Todos de alguna manera, por el temor y la fascinación de ésta perpetuación de la envidia buscamos hacer catarsis y ahuyentar esos malos espíritus de lo brutal. Ya sea en el cine o la literatura donde las víctimas muestran las marcas del trauma como en un striptease. Termina la función o el libro y todos quedan tranquilos, con la sensación beatífica de que esas cosas tan espantosas sólo pasan en la ficción o en vidas muy lejanas. Entonces, las mujeres se van con la tranquilidad de que eso no pasa en sus hogares y los hombres con la certeza que esto son acciones de seres de naturaleza abyecta. Pocos, son los que admiten que esto puede pasar debajo de su techo; que hay un tío, un primo, un hermano o un buen amigo que envidia el trofeo que se enmarca en la imposibilidad. Lo atroz es que en ocasiones salimos de ese marco circular de lo lejano, cuando escuchamos una llamada telefónica que nos informa que esa víctima ultrajada, torturada y asesinada de la que hablan las noticias el día de hoy, es tu amiga de infancia y su cuerpo era tan real como el frio que te cala los huesos. Entonces, de la misma manera que la mujer abusada siente sus piernas temblar y sangra durante días, comprendes que la violación no es esa escena fuerte en el asiento trasero de un carro que te venden las películas. Es un asesinato que pasa frente a tus narices, es la ruptura de algo profundo en la casa de esa persona que habla contigo y te abraza. Es parte de la cotidianidad que esconde la piel del odio que entreteje en sus vasos.
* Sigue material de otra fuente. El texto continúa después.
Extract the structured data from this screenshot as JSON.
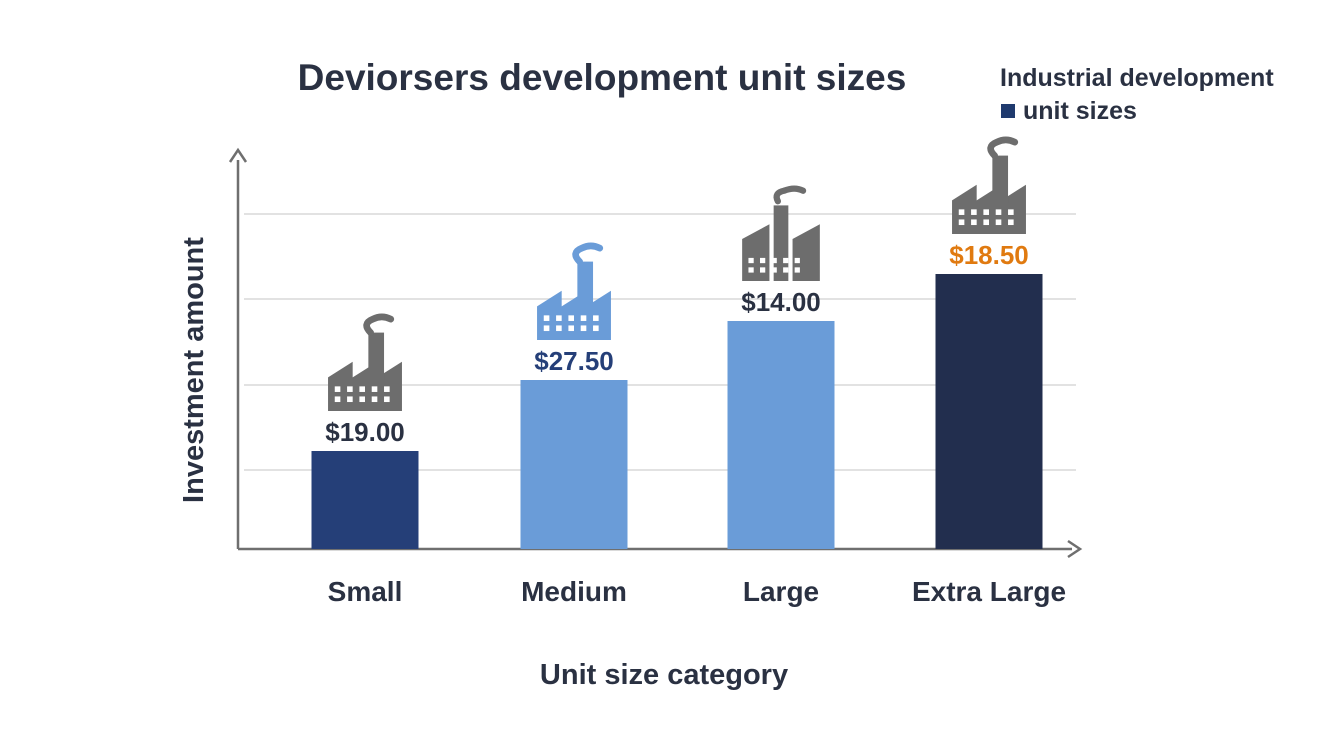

El abuso es real, las mujeres abusadas están en todas partes. Recuerdo en mis años de pregrado, que alguien me dijo que esa chica que se sentaba detrás de mí había sido violada. Fue la primera vez que me di cuenta que el tema del abuso y las mujeres abusadas no era una leyenda urbana. Siempre había imaginado a esas mujeres como locas histéricas, con personalidades como la de la Profesora de piano o niñas que vivían en la más honda pobreza. No me imaginé, que podían ser como yo, compartir, leer los mismos libros e ir a la universidad. Nunca fui capaz de decirle lo que sabía. Pero ella como muchas otras, era parte de esa tribu mancillada que busca en el olvido el mejor perdón no sé si para los perpetuadores o para ellas mismas.
Con el tiempo, podría decir que por accidente, me he encontrado con otras historias de gente cercana tatuada con el mismo lacre. Lo que más me estremece es que no sean casos raros, sino con el tiempo ya sea por relatos directos o indirectos, he descubierto que es algo común (como nacer o morir), especialmente en el caso de las mujeres.

No cierro este texto dando bendiciones por llorar por los otros y sentirme resguardada. Me quedo con la memoria de los abrazos de mis amigas y amigos, con sus procesos de recuperación de esas heridas aunque hayan pasado 10 o 20 años. Lo cierro con esa sensación de que eso también me ha pasado, como parte de un colectivo, a mi.